Mathematical Morphology in Machine Learning
This work offers a new approach to clustering and classification for machine learning practitioners by leveraging shape and density information, potentially improving performance and efficiency.
This paper introduces mathematical morphology into machine learning, proposing a fast clustering algorithm that preserves cluster shapes and density, and a novel distance metric. The new distance metric is 1.3 times faster than Manhattan and 329.5 times faster than Euclidean distances in $Z^2$ discrete neighborhood iterations, and achieved above-average accuracies in 26 of 33 UCI datasets when used with a k-NN classifier.

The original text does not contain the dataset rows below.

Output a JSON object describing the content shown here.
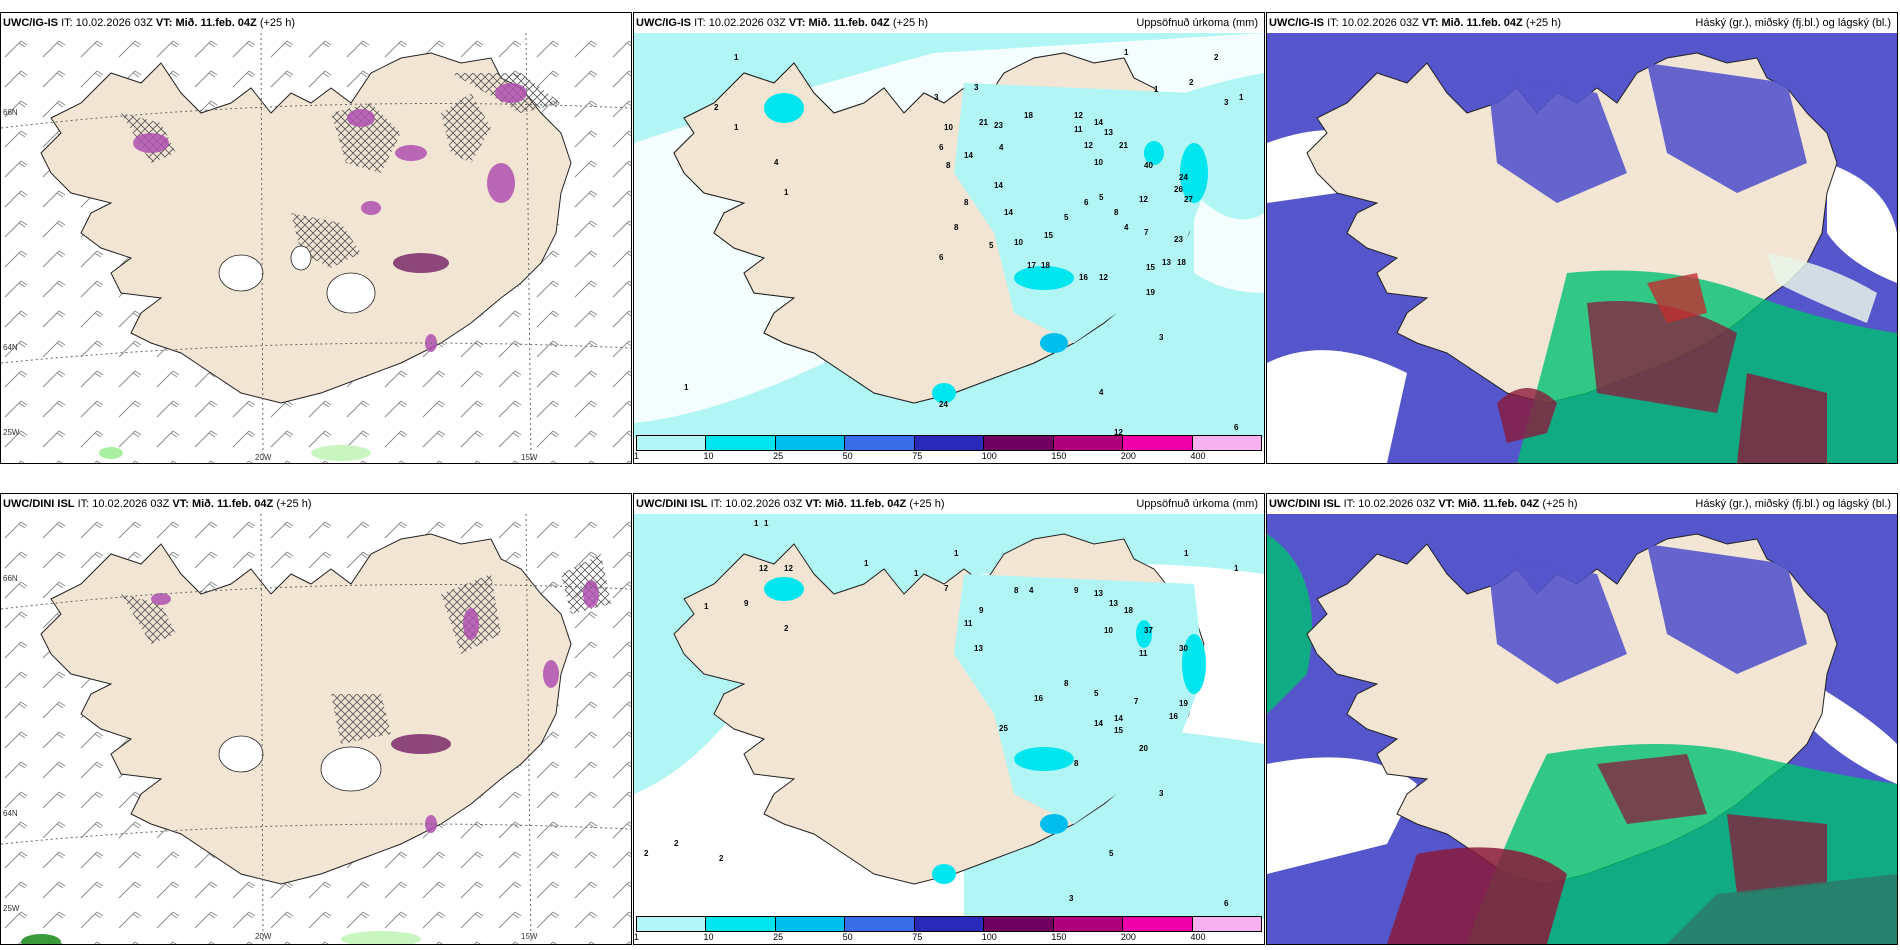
{
  "rows": [
    {
      "model": "UWC/IG-IS",
      "it_label": "IT:",
      "it_value": "10.02.2026 03Z",
      "vt_label": "VT:",
      "vt_value": "Mið. 11.feb. 04Z",
      "lead": "(+25 h)"
    },
    {
      "model": "UWC/DINI ISL",
      "it_label": "IT:",
      "it_value": "10.02.2026 03Z",
      "vt_label": "VT:",
      "vt_value": "Mið. 11.feb. 04Z",
      "lead": "(+25 h)"
    }
  ],
  "titles": {
    "precip": "Uppsöfnuð úrkoma (mm)",
    "cloud": "Háský (gr.), miðský (fj.bl.) og lágský (bl.)"
  },
  "axis_labels": {
    "lat_66": "66N",
    "lat_64": "64N",
    "lon_25": "25W",
    "lon_20": "20W",
    "lon_15": "15W"
  },
  "colorbar": {
    "labels": [
      "1",
      "10",
      "25",
      "50",
      "75",
      "100",
      "150",
      "200",
      "400"
    ],
    "colors": [
      "#b2f5f5",
      "#00e5ee",
      "#00bfee",
      "#3a6ee8",
      "#2a2ab8",
      "#700060",
      "#b0007a",
      "#ee00a8",
      "#f5b2ee"
    ]
  },
  "colors": {
    "land": "#f2e5d4",
    "precip_low": "#b2f5f5",
    "precip_mid": "#00e5ee",
    "precip_high": "#00bfee",
    "high_cloud": "#5555cc",
    "mid_cloud": "#00c070",
    "low_cloud": "#8b1a3a",
    "wind_precip": "#b050b0"
  },
  "precip_values_top": [
    "1",
    "2",
    "1",
    "3",
    "3",
    "10",
    "21",
    "23",
    "18",
    "12",
    "11",
    "14",
    "13",
    "12",
    "21",
    "10",
    "40",
    "24",
    "26",
    "27",
    "23",
    "12",
    "8",
    "4",
    "6",
    "14",
    "8",
    "14",
    "14",
    "5",
    "15",
    "17",
    "18",
    "16",
    "19",
    "15",
    "13",
    "18",
    "7",
    "6",
    "8",
    "4",
    "6",
    "10",
    "12",
    "8",
    "1",
    "24",
    "3",
    "4",
    "12",
    "6",
    "1",
    "2",
    "1",
    "2",
    "3",
    "1",
    "1",
    "5",
    "4",
    "5"
  ],
  "precip_values_bottom": [
    "1",
    "1",
    "1",
    "1",
    "12",
    "12",
    "9",
    "2",
    "1",
    "1",
    "1",
    "7",
    "11",
    "13",
    "9",
    "4",
    "8",
    "9",
    "13",
    "18",
    "11",
    "10",
    "8",
    "37",
    "30",
    "19",
    "16",
    "14",
    "25",
    "16",
    "15",
    "20",
    "8",
    "2",
    "2",
    "2",
    "3",
    "5",
    "3",
    "6",
    "1",
    "5",
    "13",
    "7",
    "14"
  ]
}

This work introduces mathematical morphology-an established visual computing theory-into machine learning to exploit shape and density aspects often overlooked by standard techniques. We propose a fast clustering algorithm based on morphological reconstruction that accurately preserves cluster shapes and density. This scheme offers unique features: an intrinsic sense of maximal clusters, cost-free noise removal, and diverse growth patterns controlled by structuring elements.Additionally, we propose a novel distance metric combining Minkowski and Chebyshev distances, highly efficient for morphological dilations. In $Z^2$ discrete neighbourhood iterations, it is roughly 1.3 times faster than Manhattan and 329.5 times faster than Euclidean distances. When evaluated using a k-Nearest Neighbours (k-NN) classifier across 33 UCI datasets against 14 other distances, our metric achieved above-average accuracies most frequently (26 of 33 cases) and the best overall accuracy in 9 cases.Finally, we introduce novel morphological classifiers. Unlike current literature, this proposal uniquely models shape, density, and fractal information in datasets.